Center of Excellence in Applied Epidemiology, Faculty of Medicine, Thammasat University Hospital, Thammasat University, Pathum Thani, Thailand.
Surg Endosc. 2019 May;33(5):1578-1584. doi: 10.1007/s00464-018-6447-y. Epub 2018 Oct 22.
Transumbilical incision has been applied in single-incision laparoscopy. Evidence for the effect of transumbilical incision on postoperative pain compared with infraumbilical incision is still lacking.
A randomized controlled trial (RCT) was conducted in a university hospital. Patients who underwent conventional laparoscopic cholecystectomy were randomized to have transumbilical or infraumbilical incision. Postoperative pain was measured using visual analog score at 6, 24 h, and 7 days post operation. Secondary outcomes were analgesic usage, length of stay, superficial surgical site infection (SSI), wound numbness, and hypersensitivity. Risk ratio and mean difference (MD) along with their 95% confidence intervals (CIs) were estimated. Adjusted analysis was done, if clinical unbalanced characteristics presented. The study was registered at http://ClinicalTrial.gov (ID NCT02738710).
A total of 102 patients were enrolled in which 51 patients were randomized to each interventional group. Postoperative pain was not significantly different between the groups with the MD of - 0.07 (95% CI - 0.47, 0.35). Paracetamol usage was significantly 1 tab (95% CI - 1.9, - 0.1) less after transumbilical incision, but this was not significant after adjusting for unbalanced characteristics. Superficial SSI rate was much higher in the transumbilical than the infraumbilical group, i.e., 16 versus 4%, but this was not significant (p = 0.070). Satisfaction scores at 3 months were not different between the groups, with the corresponding means of 8.9 [standard deviation (SD) 1.3] and 9.0 (SD 1.0).

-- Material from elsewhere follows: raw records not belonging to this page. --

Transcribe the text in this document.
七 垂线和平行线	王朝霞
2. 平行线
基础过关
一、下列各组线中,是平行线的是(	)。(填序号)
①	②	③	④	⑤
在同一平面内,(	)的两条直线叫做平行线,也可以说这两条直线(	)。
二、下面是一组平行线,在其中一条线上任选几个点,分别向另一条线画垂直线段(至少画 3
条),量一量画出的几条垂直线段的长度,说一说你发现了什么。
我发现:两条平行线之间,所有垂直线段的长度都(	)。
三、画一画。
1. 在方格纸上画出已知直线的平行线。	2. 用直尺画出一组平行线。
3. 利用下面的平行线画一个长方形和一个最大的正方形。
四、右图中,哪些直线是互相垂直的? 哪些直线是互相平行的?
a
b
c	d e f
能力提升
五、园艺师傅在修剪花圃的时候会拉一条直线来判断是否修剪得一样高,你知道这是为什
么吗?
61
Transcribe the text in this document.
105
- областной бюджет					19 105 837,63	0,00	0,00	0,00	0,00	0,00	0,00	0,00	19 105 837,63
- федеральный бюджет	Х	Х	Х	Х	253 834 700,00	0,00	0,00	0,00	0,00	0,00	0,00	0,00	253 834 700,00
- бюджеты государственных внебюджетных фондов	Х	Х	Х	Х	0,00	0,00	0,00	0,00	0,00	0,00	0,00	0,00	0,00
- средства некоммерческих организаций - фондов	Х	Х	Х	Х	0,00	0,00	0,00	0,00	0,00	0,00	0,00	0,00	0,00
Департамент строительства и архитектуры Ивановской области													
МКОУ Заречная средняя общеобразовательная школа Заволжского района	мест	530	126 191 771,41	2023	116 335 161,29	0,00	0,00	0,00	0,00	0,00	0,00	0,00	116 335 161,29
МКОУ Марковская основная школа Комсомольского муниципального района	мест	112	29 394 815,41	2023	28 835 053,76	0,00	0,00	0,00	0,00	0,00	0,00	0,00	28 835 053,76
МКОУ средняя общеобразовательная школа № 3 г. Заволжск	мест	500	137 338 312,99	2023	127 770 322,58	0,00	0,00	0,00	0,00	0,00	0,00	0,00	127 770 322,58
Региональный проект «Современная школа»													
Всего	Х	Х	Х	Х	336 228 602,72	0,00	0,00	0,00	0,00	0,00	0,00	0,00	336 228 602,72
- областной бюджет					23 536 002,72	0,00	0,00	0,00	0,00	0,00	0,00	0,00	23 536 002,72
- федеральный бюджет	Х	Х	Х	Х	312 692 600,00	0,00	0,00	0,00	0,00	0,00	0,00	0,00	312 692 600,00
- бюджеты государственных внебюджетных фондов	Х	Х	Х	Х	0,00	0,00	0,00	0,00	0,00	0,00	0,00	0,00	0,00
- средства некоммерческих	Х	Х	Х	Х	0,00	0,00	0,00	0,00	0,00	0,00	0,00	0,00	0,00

Transumbilical incision had non-significant different pain compared to infraumbilical incision. Most patients in both groups were satisfied with the operation at 3 months. A further large RCT is required for comparing SSI between the two incisions.

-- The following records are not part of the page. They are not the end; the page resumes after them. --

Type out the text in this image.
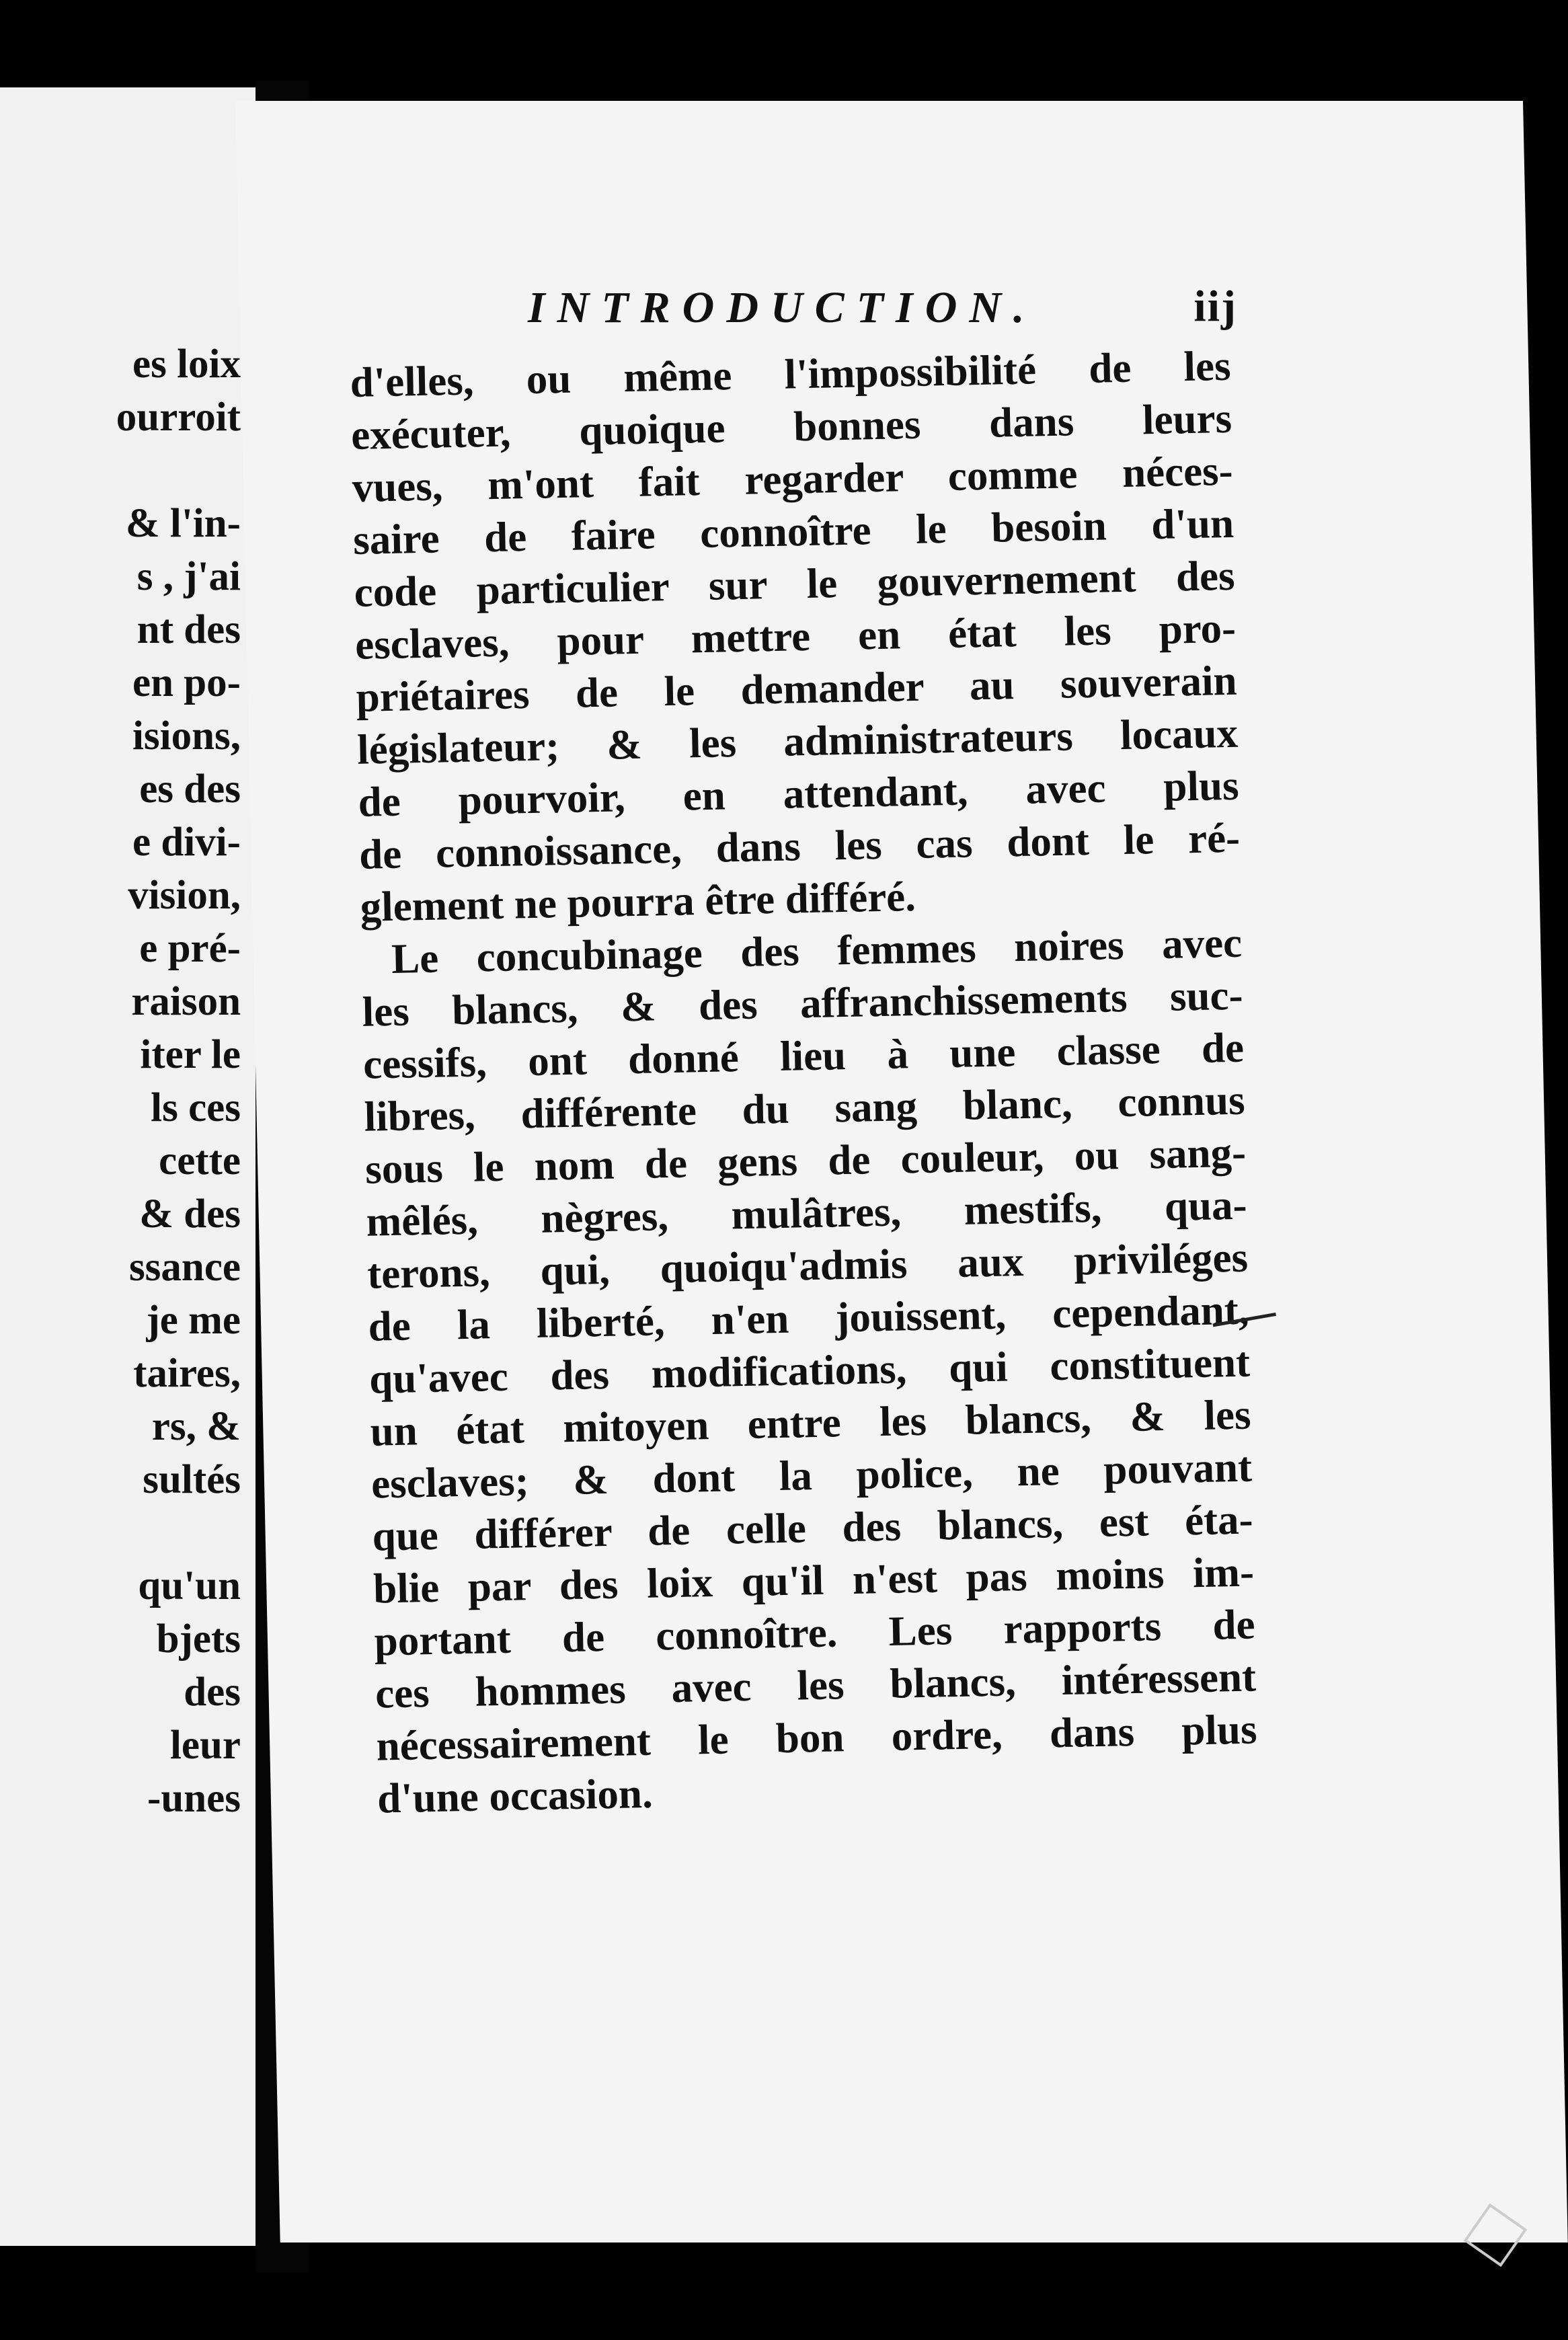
es loix
ourroit
& l'in-
s , j'ai
nt des
en po-
isions,
es des
e divi-
vision,
e pré-
raison
iter le
ls ces
cette
& des
ssance
je me
taires,
rs, &
sultés
qu'un
bjets
des
leur
-unes
INTRODUCTION.	iij
d'elles, ou même l'impossibilité de les
exécuter, quoique bonnes dans leurs
vues, m'ont fait regarder comme néces-
saire de faire connoître le besoin d'un
code particulier sur le gouvernement des
esclaves, pour mettre en état les pro-
priétaires de le demander au souverain
législateur; & les administrateurs locaux
de pourvoir, en attendant, avec plus
de connoissance, dans les cas dont le ré-
glement ne pourra être différé.
Le concubinage des femmes noires avec
les blancs, & des affranchissements suc-
cessifs, ont donné lieu à une classe de
libres, différente du sang blanc, connus
sous le nom de gens de couleur, ou sang-
mêlés, nègres, mulâtres, mestifs, qua-
terons, qui, quoiqu'admis aux priviléges
de la liberté, n'en jouissent, cependant,
qu'avec des modifications, qui constituent
un état mitoyen entre les blancs, & les
esclaves; & dont la police, ne pouvant
que différer de celle des blancs, est éta-
blie par des loix qu'il n'est pas moins im-
portant de connoître. Les rapports de
ces hommes avec les blancs, intéressent
nécessairement le bon ordre, dans plus
d'une occasion.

经脐切口已应用于单孔腹腔镜手术。与脐下切口相比,经脐切口对术后疼痛影响的证据仍然缺乏。
在一所大学医院进行了一项随机对照试验(RCT)。接受常规腹腔镜胆囊切除术的患者被随机分为经脐或脐下切口组。术后疼痛采用视觉模拟评分法(VAS)在术后 6、24 小时和 7 天进行测量。次要结局指标为镇痛药物使用、住院时间、浅表手术部位感染(SSI)、切口麻木和过敏。采用风险比(RR)和均数差值(MD)及其 95%置信区间(CI)进行估计。如果临床存在不均衡特征,则进行调整分析。该研究在 http://ClinicalTrial.gov 注册(ID NCT02738710)。
共纳入 102 例患者,其中 51 例患者随机分配至各干预组。两组术后疼痛无显著差异,MD 为-0.07(95%CI-0.47,0.35)。经脐切口组术后使用扑热息痛 1 片(95%CI-1.9,-0.1)显著减少,但在调整不均衡特征后无统计学意义。经脐组浅表 SSI 发生率明显高于脐下组,分别为 16%和 4%,但差异无统计学意义(p=0.070)。3 个月时两组患者满意度评分无差异,分别为 8.9(标准差[SD]1.3)和 9.0(SD1.0)。
与脐下切口相比,经脐切口的疼痛无显著差异。两组患者大多数在 3 个月时对手术满意。需要进一步的大 RCT 来比较两种切口的 SSI 发生率。